The failure to appreciate the tradeoffs to its recommended mitigation policies is a further reason why the agency should not be allowed to impose its will in major economic decisions. The problem of inadequate knowledge and information is a struggle in all complex policymaking, but it is even worse when an agency stretches outside its recognized area of expertise. The CDC is certainly not an expert on landlord–tenant law and housing policy, and Americans should not expect it to be. And by spreading itself thin through mission creep, the agency is more likely to stumble when executing the functions that it is supposed to perform.
The Supreme Court may have put a stop to this particular CDC overreach, but many members of Congress, the current administration, and three sitting Supreme Court justices apparently see few, if any, limits to the agency’s authority in the face of a pandemic. By essentially thumbing its nose at the Court following Kavanaugh’s statement, the CDC demonstrated a defiant willingness to push the boundaries of its powers. Given that a future Court could be more accommodating, it would be prudent for concerned policymakers to act sooner rather than later to clearly define the delegated powers under section 361.
First, a thorough congressional evaluation of the CDC’s actions should be conducted to understand how and why the agency used a nearly 80-year-old law to justify a breathtaking expansion of its authority. The stated reason—limiting the spread of COVID-19—is understandable but incomplete. Until 2020, the CDC had demonstrated relative restraint. Obtaining a clearer understanding of why that changed in 2020 and 2021 could prove illuminating.
Second, policymakers should consider tightening section 361’s language to lessen any ambiguities. Allowing for regulatory flexibility in the statute is understandable, but an attempt to incorporate stronger safeguards against future overreach is warranted, considering the recent attempts by the CDC to grant itself power that it does not possess.

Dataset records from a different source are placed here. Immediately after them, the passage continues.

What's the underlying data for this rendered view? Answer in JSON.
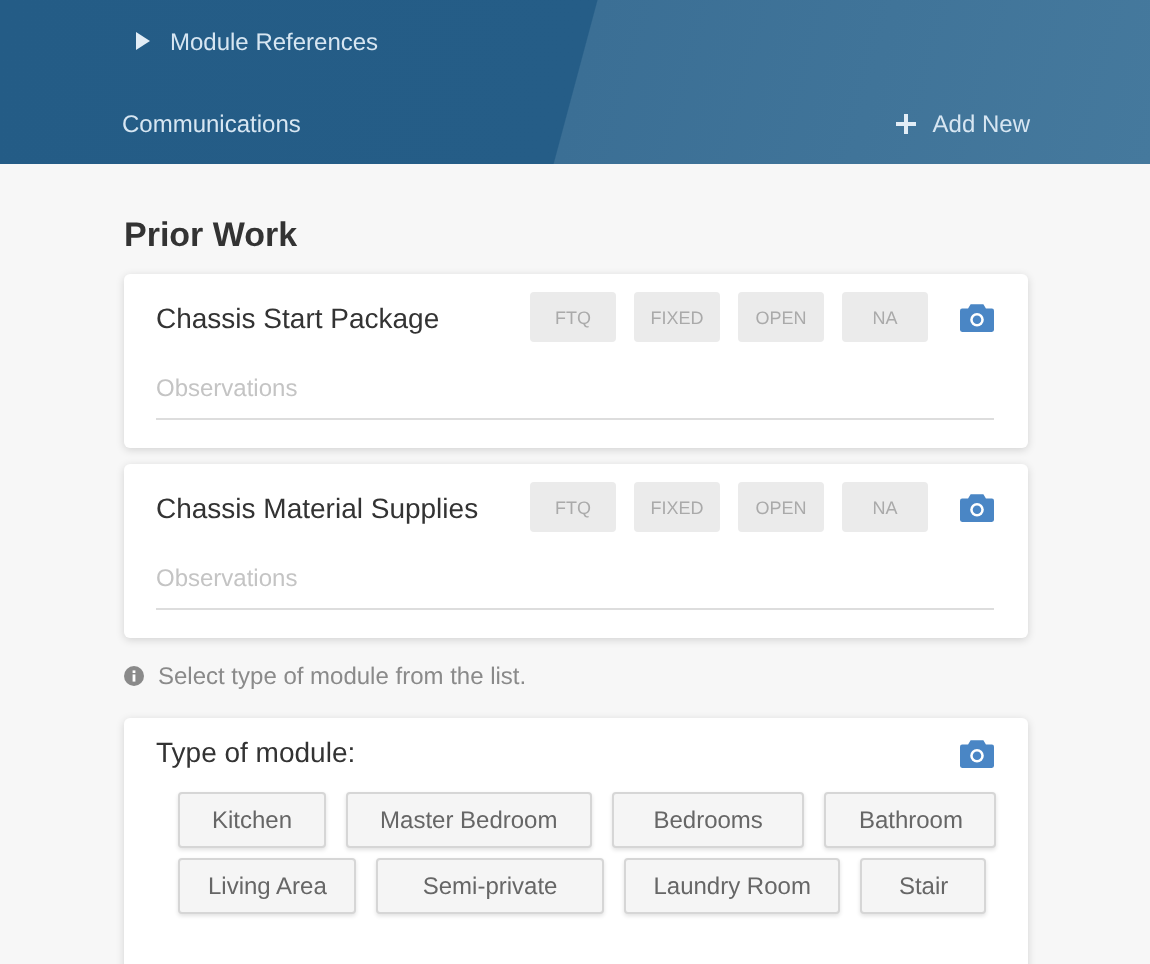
{
  "header": {
    "nav_items": [
      {
        "label": "Module References",
        "kind": "expandable"
      },
      {
        "label": "Communications",
        "kind": "plain"
      }
    ],
    "add_button": {
      "label": "Add New"
    }
  },
  "section_title": "Prior Work",
  "work_items": [
    {
      "title": "Chassis Start Package",
      "observations": {
        "placeholder": "Observations"
      },
      "statuses": [
        {
          "label": "FTQ",
          "selected": false
        },
        {
          "label": "FIXED",
          "selected": false
        },
        {
          "label": "OPEN",
          "selected": false
        },
        {
          "label": "NA",
          "selected": false
        }
      ]
    },
    {
      "title": "Chassis Material Supplies",
      "observations": {
        "placeholder": "Observations"
      },
      "statuses": [
        {
          "label": "FTQ",
          "selected": false
        },
        {
          "label": "FIXED",
          "selected": false
        },
        {
          "label": "OPEN",
          "selected": false
        },
        {
          "label": "NA",
          "selected": false
        }
      ]
    }
  ],
  "hint": "Select type of module from the list.",
  "module_type": {
    "title": "Type of module:",
    "rows": [
      [
        {
          "label": "Kitchen",
          "selected": false
        },
        {
          "label": "Master Bedroom",
          "selected": false
        },
        {
          "label": "Bedrooms",
          "selected": false
        },
        {
          "label": "Bathroom",
          "selected": false
        }
      ],
      [
        {
          "label": "Living Area",
          "selected": false
        },
        {
          "label": "Semi-private",
          "selected": false
        },
        {
          "label": "Laundry Room",
          "selected": false
        },
        {
          "label": "Stair",
          "selected": false
        }
      ]
    ]
  }
}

Third, policymakers should analyze and assess the impact on federalism of federal and state COVID-19 policies. Although it may be too early to draw a complete conclusion, the federal government attempted a broad incursion into what has long been considered state territory. Some states have been more successful than others in addressing the pandemic from both a health and economic standpoint. Understanding how different strategies met (or failed to meet) the needs of states’ citizens is critical in preparing for future crises. Moreover, if the balance of power has shifted too far toward the federal government, as this brief contends, rectifying actions may be required, and knowing how best to rebalance will be essential.